Had been scorched by the sun and driven back to Yershalaim. All that was left beyond the line of the two Roman centuries were two dogs. No one knew who they belonged to and how they had ended up on the hill. But the heat had prostrated them as well, and they lay panting with their tongues out, oblivious to the green-backed lizards scurrying between the red-hot stones, the only creatures unafraid of the sun, and the prickly plants curling over the ground.

No one had attempted to free the prisoners, either in Yershalaim, which had been inundated with troops, or here on the cordoned-off hill, and the crowd had gone back to the city because there was, really, nothing interesting about this execution, and back in the city preparations were already under way for the great feast of Passover, which would begin that evening.

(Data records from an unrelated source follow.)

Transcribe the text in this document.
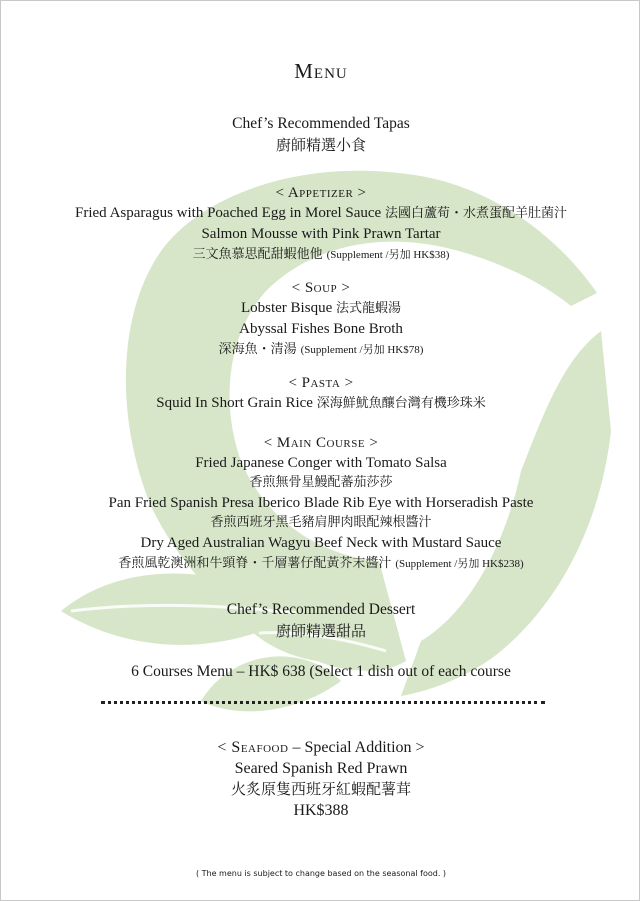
Menu
Chef’s Recommended Tapas
廚師精選小食
< Appetizer >
Fried Asparagus with Poached Egg in Morel Sauce 法國白蘆荀・水煮蛋配羊肚菌汁
Salmon Mousse with Pink Prawn Tartar
三文魚慕思配甜蝦他他 (Supplement /另加 HK$38)
< Soup >
Lobster Bisque 法式龍蝦湯
Abyssal Fishes Bone Broth
深海魚・清湯 (Supplement /另加 HK$78)
< Pasta >
Squid In Short Grain Rice 深海鮮魷魚釀台灣有機珍珠米
< Main Course >
Fried Japanese Conger with Tomato Salsa
香煎無骨星鰻配蕃茄莎莎
Pan Fried Spanish Presa Iberico Blade Rib Eye with Horseradish Paste
香煎西班牙黑毛豬肩胛肉眼配辣根醬汁
Dry Aged Australian Wagyu Beef Neck with Mustard Sauce
香煎風乾澳洲和牛頸脊・千層薯仔配黃芥末醬汁 (Supplement /另加 HK$238)
Chef’s Recommended Dessert
廚師精選甜品
6 Courses Menu – HK$ 638 (Select 1 dish out of each course
< Seafood – Special Addition >
Seared Spanish Red Prawn
火炙原隻西班牙紅蝦配薯茸
HK$388
( The menu is subject to change based on the seasonal food. )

The Roman infantry in the second cordon was suffering more than the cavalry in the first. The only respite the centurion Ratkiller allowed his men was to remove their helmets and replace them with wetted-down headbands, but he kept his soldiers standing, with their spears in their hands. Wearing the same kind of headband around his head, only dry, not wetted-down, he paced back and forth not far from the group of executioners, without having removed the silver lions' heads from his tunic, or his scabbard, sword, or knife. The sun beat down on the centurion without causing him any distress, and it was impossible to look at the lions' heads on his tunic, so blinding was the glare of the silver, which seemed to be boiling in the sun.

Ratkiller's disfigured face showed no sign of exhaustion or discontent, and it seemed that the giant centurion had the strength to go on pacing like that all day and all night, and the next day as well—in short, for as long as he had to. To keep walking with his hands on his heavy, bronze-studded belt, to gaze sternly now at the posts with the men being executed, now at the soldiers in the cordon, and to kick the toe of his shaggy boot indifferently at the bleached human bones or bits of flint that lay in his path.

The man in the hood had settled himself on a three-legged stool not far from the posts and sat in placid immobility, only occasionally poking at the sand with a twig out of boredom.

That there was not a single person behind the line of legionaries is not completely true. There was one man there, but he was simply not visible to everyone. The spot he had chosen was not on the side where there was an open ascent up the mountain and where the most comfortable view of the execution could be had, but on the northern side of the hill where the ascent was not sloping and accessible, but uneven, with crevices and cracks, and where in one of the crevices, clinging to the heaven-cursed waterless soil, trying to survive, was a sickly fig tree.